Title : Supporters of harm-reduction strategy say campaign against e-cigarettes has unintended consequences, many of them not good
link : Supporters of harm-reduction strategy say campaign against e-cigarettes has unintended consequences, many of them not good
Supporters of harm-reduction strategy say campaign against e-cigarettes has unintended consequences, many of them not good
Photo of e-cigarette pods by Scott Olson, Getty Images |
"Others who have worked for decades to reduce deaths from smoking say the ongoing campaign against e-cigarettes is misguided, built on unsound science and likely to do more harm than good," Marc Gunther writes in Philathropy Today. "Scientists are deeply divided. Each side accuses the other of distorting evidence."

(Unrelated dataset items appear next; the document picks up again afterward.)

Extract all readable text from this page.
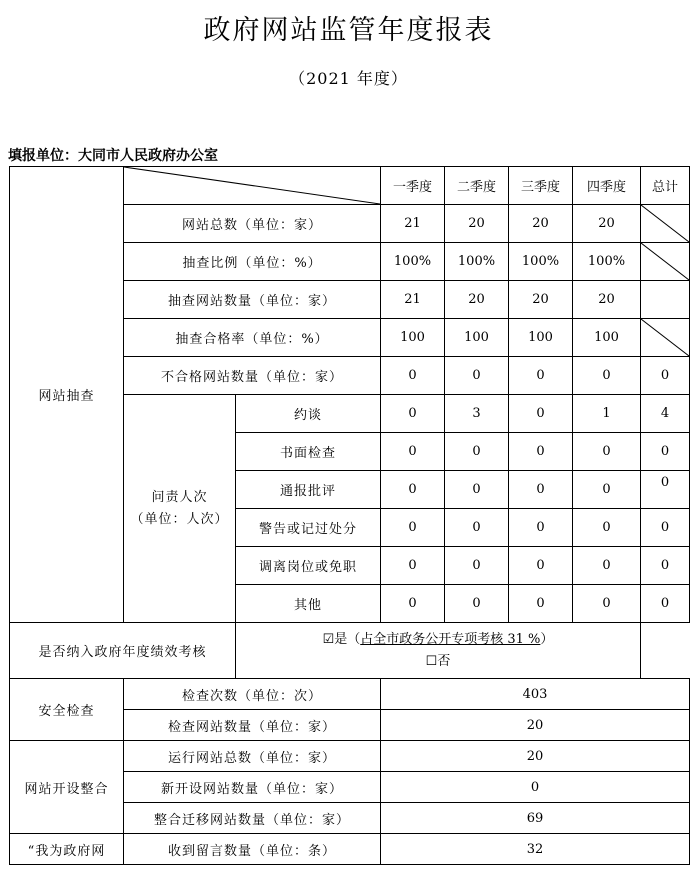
政府网站监管年度报表
（2021 年度）
填报单位：大同市人民政府办公室
网站抽查			一季度	二季度	三季度	四季度	总计
	网站总数（单位：家）		21	20	20	20	

	抽查比例（单位：%）		100%	100%	100%	100%	

	抽查网站数量（单位：家）		21	20	20	20	
	抽查合格率（单位：%）		100	100	100	100	

	不合格网站数量（单位：家）		0	0	0	0	0

	问责人次
（单位：人次）	约谈	0	3	0	1	4
		书面检查	0	0	0	0	0
		通报批评	0	0	0	0	0
		警告或记过处分	0	0	0	0	0
		调离岗位或免职	0	0	0	0	0
		其他	0	0	0	0	0
是否纳入政府年度绩效考核		☑是（占全市政务公开专项考核 31 %）
☐否					

安全检查	检查次数（单位：次）		403				
	检查网站数量（单位：家）		20				
网站开设整合	运行网站总数（单位：家）		20				
	新开设网站数量（单位：家）		0				
	整合迁移网站数量（单位：家）		69				
“我为政府网	收到留言数量（单位：条）		32				
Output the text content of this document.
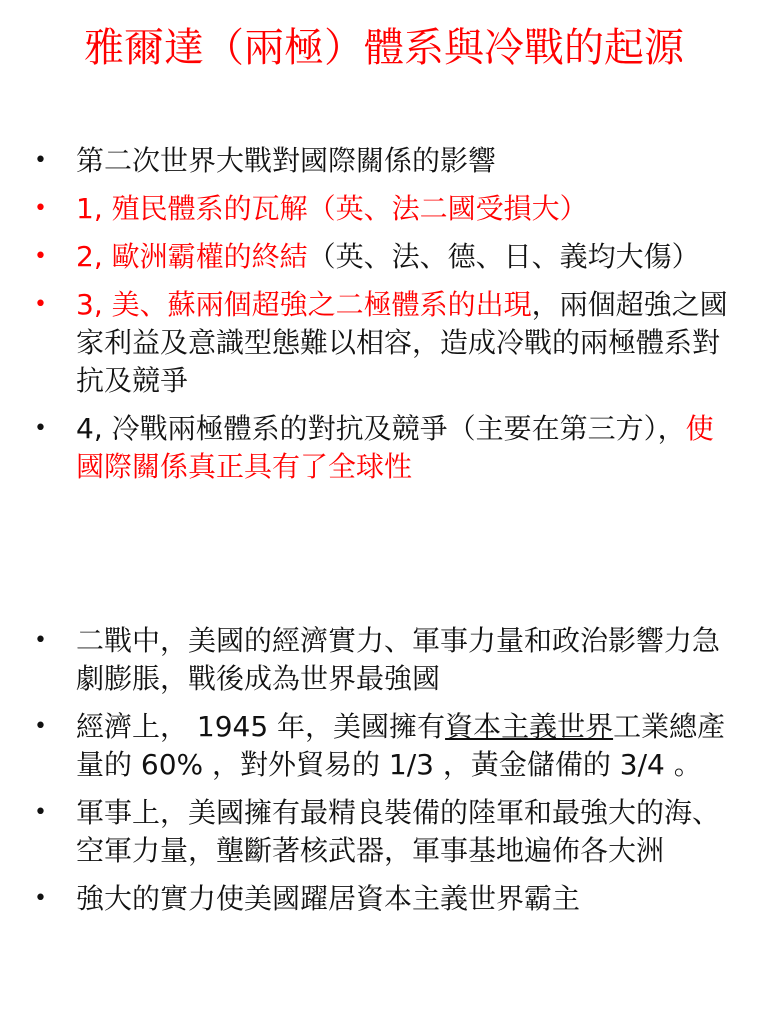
雅爾達（兩極）體系與冷戰的起源
• 第二次世界大戰對國際關係的影響
• 1, 殖民體系的瓦解（英、法二國受損大）
• 2, 歐洲霸權的終結（英、法、德、日、義均大傷）
• 3, 美、蘇兩個超強之二極體系的出現，兩個超強之國家利益及意識型態難以相容，造成冷戰的兩極體系對抗及競爭
• 4, 冷戰兩極體系的對抗及競爭（主要在第三方），使國際關係真正具有了全球性
• 二戰中，美國的經濟實力、軍事力量和政治影響力急劇膨脹，戰後成為世界最強國
• 經濟上， 1945 年，美國擁有資本主義世界工業總產量的 60% ，對外貿易的 1/3 ，黃金儲備的 3/4 。
• 軍事上，美國擁有最精良裝備的陸軍和最強大的海、空軍力量，壟斷著核武器，軍事基地遍佈各大洲
• 強大的實力使美國躍居資本主義世界霸主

He cites Kenneth Warner and David Mendez of the University of Michigan, who "built a computer model that tracks the U.S. adult population’s smoking status and smoking-related deaths. When they ran data about vaping through the model, they found that under all but the very worst-case assumptions, the benefits of e-cigarettes, which can help smokers quit, exceed their costs in terms of lives saved."
Warner is a founding board member of a campaign to end tobacco use, and has been president of the Society for Research on Nicotine and Tobacco, senior scientific editor of the surgeon general’s 25th-anniversary report on smoking and health, and dean of public health at Michigan. He and others argue thusly:
"E-cigarettes are much less dangerous than smoking. Vaping appeals to smokers who want to quit but need a nicotine fix. Like kids, adult vapers prefer flavors. So while no one wants teenagers to vape, removing flavored e-cigarettes from the market deprives adult smokers of a popular safer alternative," Gunther writes. "Worse, the critics say, by exaggerating the dangers of e-cigarettes, Bloomberg [has] inadvertently given people a reason to smoke. Public opinion polls show that Americans overestimate the risks of vaping."
The critics include Steven Schroeder, former president of the Robert Wood Johnson Foundation, who favors the strategy of harm reduction, which Gunther says "aims to limit the dangers of risky behavior by offering safer, though not entirely safe, alternatives."
Schroeder told Gunther, “The ideal solution for vaping would be to keep it out of the hands of kids and preserve it as a gateway for smokers who want to quit.” Gunther writes, "Laws barring the sale of tobacco products to anyone under 21 should accomplish that. But the age limits are poorly enforced so the anti-tobacco nonprofits are determined to go beyond harm reduction to abolition — for better or worse."
Bloomberg's allies cite studies that show youth who use e-cigarettes are much more likely to become smokers of traditional cigarettes. The other side says the studies show correlation, not causation, and that young e-cig users are "more prone to experimentation or rebellion than their peers," Gunther writes.
Matt Myers, president of the Campaign for Tobacco-Free Kids and Bloomberg's main funding partner, told Gunther, “You can’t understate the significance of the youth-use problem. The level of harm that we have seen to kids far outweighs any benefit to adult smokers that has been actually studied and documented.”